Houghton Mifflin Harcourt, 2014, 272 pages
Deep is a voyage from the ocean's surface to its darkest trenches, the most mysterious places on Earth. Fascinated by the sport of freediving - in which competitors descend to great depths on a single breath - James Nestor embeds with a gang of oceangoing extreme athletes and renegade researchers. He finds whales that communicate with other whales hundreds of miles away, sharks that swim in unerringly straight lines through pitch-black waters, and other strange phenomena. Most illuminating of all, he learns that these abilities are reflected in our own remarkable and often hidden potential - including echolocation, directional sense, and the profound bodily changes humans undergo when underwater. Along the way Nestor unlocks his own freediving skills as he communes with the pioneers who are expanding our definition of what is possible in the natural world - and in ourselves.
Freediving is about half very interesting book and half rather dull journalistic travelogue. The interesting parts are when the author introduces us to freediving - the sport of diving as deep as possible without gear, just the air in your lungs. It's one of those "extreme" sports that becomes fashionable with certain types of thrill-seekers, but freediving attracts people of all ages and body types. While the book's blurb, implying that we're a naturally aquatic species if we just remembered, is a little misleading, it turns out that our bodies are better adapted to swimming and diving than we may think. I always thought you needed scuba gear to go more than a couple dozen feet down, but it turns out that you can actually adapt your body to dive very deep indeed, and come up again, on just one lungful of air. (The current world record is 831 feet!)
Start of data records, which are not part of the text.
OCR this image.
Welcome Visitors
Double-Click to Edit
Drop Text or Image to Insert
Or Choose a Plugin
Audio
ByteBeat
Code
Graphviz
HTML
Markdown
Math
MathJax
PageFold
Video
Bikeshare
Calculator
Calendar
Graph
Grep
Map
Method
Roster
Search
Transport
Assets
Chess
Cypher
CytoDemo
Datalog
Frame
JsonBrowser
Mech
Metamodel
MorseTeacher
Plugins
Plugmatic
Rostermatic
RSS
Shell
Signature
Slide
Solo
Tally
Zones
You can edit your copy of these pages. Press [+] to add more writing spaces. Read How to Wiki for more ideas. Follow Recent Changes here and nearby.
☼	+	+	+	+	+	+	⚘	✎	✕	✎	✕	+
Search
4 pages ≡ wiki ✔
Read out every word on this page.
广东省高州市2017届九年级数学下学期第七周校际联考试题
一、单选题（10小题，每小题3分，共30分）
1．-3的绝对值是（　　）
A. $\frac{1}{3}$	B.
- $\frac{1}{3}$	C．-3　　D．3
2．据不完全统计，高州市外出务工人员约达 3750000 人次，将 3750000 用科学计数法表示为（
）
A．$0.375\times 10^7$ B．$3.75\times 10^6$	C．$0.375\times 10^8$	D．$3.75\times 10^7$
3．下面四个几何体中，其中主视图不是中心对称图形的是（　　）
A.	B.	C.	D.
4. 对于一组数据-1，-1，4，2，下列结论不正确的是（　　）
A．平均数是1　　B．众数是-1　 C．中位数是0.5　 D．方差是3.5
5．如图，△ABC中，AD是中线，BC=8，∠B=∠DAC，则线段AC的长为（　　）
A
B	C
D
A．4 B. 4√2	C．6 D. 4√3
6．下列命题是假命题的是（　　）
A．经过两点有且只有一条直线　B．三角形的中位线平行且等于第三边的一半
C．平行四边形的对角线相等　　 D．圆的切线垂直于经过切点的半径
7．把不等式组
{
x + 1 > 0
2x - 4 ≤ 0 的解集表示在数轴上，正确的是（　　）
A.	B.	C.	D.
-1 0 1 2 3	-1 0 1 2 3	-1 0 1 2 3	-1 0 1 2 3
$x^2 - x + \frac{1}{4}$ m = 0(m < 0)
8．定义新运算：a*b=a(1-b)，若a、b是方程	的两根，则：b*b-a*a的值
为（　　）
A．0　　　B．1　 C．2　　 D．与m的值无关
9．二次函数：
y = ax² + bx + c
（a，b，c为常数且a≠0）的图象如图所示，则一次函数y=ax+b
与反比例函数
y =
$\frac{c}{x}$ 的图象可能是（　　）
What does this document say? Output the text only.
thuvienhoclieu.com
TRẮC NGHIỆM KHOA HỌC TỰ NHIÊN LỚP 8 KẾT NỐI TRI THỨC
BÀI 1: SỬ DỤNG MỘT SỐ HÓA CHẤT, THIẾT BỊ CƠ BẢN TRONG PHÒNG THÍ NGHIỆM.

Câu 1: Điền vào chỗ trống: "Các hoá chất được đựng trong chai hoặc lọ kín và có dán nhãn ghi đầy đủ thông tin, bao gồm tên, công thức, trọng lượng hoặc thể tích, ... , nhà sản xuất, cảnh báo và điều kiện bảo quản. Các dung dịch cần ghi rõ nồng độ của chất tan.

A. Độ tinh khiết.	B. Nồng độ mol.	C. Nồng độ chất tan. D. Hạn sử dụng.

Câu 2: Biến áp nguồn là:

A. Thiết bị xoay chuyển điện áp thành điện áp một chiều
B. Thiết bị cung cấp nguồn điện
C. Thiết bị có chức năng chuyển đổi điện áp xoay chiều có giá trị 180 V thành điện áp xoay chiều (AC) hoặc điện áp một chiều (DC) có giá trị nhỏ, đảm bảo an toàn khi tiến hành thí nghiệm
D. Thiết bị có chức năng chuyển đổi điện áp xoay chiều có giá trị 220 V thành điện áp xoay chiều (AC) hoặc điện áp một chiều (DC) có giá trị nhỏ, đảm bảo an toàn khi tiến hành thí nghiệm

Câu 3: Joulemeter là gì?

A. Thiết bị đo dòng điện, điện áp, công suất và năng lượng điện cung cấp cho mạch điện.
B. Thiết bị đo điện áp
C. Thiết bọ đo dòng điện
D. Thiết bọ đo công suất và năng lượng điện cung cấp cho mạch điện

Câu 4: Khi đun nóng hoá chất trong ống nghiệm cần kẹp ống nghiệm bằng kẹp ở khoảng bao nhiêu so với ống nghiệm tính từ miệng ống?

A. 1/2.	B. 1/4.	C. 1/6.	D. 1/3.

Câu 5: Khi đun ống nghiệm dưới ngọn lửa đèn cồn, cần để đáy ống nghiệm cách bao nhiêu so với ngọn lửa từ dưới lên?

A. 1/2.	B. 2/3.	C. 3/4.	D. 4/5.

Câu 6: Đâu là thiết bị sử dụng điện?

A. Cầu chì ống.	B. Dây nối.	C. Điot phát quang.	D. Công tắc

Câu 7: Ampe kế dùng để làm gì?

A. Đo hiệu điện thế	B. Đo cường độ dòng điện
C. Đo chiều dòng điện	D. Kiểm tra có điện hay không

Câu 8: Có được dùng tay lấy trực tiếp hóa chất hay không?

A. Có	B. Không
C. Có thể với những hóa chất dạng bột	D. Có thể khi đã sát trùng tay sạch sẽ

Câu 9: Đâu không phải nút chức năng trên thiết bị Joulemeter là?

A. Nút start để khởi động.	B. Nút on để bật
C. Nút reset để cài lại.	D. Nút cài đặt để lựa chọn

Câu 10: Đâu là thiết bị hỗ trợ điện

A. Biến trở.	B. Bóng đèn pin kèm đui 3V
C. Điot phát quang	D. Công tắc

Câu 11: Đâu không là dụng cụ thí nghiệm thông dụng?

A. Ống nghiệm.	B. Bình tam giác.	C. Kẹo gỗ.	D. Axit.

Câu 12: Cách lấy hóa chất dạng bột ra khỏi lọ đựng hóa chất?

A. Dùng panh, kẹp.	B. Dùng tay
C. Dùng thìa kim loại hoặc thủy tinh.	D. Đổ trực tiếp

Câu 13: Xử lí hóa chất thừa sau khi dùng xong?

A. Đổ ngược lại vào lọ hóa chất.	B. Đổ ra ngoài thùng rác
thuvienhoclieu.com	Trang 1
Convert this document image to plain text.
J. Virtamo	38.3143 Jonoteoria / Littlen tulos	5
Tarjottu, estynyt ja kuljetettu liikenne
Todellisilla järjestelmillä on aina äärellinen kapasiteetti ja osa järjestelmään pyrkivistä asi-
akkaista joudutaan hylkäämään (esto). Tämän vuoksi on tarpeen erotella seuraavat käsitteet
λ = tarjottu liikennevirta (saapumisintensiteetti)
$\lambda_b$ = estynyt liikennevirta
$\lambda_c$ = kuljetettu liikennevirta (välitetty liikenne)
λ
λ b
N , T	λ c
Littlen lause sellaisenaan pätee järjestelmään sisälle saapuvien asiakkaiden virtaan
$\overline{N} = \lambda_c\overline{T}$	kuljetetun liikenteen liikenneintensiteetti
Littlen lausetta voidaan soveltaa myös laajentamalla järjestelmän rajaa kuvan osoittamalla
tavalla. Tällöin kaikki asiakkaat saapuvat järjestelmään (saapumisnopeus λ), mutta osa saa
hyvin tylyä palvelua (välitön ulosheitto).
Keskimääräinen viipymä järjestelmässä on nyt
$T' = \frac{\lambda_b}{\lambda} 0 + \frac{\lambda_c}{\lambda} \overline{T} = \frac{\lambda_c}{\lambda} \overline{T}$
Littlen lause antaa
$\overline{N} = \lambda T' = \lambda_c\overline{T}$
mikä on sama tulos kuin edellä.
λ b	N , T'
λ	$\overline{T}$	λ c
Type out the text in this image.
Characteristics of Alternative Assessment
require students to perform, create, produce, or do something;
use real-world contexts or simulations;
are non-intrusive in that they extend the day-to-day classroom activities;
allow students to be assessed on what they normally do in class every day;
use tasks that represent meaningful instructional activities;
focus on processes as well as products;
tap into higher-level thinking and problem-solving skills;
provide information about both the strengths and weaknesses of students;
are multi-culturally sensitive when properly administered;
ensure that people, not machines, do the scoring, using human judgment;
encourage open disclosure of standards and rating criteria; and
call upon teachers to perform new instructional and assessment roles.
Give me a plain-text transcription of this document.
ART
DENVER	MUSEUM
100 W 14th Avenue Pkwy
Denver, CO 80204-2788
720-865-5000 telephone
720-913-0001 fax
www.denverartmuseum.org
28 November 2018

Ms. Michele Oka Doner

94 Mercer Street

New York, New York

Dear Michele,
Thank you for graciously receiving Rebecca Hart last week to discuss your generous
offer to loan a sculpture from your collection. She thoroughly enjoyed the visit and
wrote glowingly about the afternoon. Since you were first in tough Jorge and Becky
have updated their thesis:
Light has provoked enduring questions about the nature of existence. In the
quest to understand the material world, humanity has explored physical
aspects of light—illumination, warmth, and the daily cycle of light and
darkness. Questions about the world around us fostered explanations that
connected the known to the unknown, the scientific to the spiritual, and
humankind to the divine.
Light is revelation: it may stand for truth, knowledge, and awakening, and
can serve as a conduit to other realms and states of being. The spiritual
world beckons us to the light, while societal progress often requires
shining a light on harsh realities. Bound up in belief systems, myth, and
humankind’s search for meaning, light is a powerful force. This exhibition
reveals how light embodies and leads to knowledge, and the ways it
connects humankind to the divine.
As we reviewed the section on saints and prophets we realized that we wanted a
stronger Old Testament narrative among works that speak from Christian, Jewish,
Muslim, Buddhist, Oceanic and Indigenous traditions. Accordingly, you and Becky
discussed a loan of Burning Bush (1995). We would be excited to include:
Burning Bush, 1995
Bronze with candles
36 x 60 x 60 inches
But make no mistake, it's a dangerous sport. Freedivers regularly come up gushing blood from their nose and ears, and there is an ever-present threat of blacking out, or suffering from the bends. When freedivers drown, they usually drown coming back up, while only a few feet from the surface, not while they're down deep. Much of Deep is padded with a history of mankind's attempts at deep sea exploration, diving experimentation, and all the interesting ways people have died underwater.
There is also some stuff about the oceans and marine biology. Sharks are rarely a hazard for freedivers, but they have been hazards for divers, surfers, kayakers, and anyone else who goes into the water from time to time, and Nestor writes about them a little bit. He repeats the usual factoids about how sharks rarely attack humans, and when they do it's often around places like underwater garbage piles where people have been dumping their trash. Still, they are not creatures to mess with.
Neither are whales. Nestor also does some freediving with them. It turns out this is rarely done, and for good reason as it can be dangerous, even though there are no recorded instances of whales eating people. Whales are really, really big and when they "play" they can kill you. I also learned that an adult sperm whale's sonar clicks can stun a grown man. Nestor does some theorizing about whale communication and talks briefly about the history of whaling, but this read like more padding.
If you are interested in the sport of freediving but have no intention of leaving dry land to do it, this was an interesting book, but it really could have been just a long magazine article.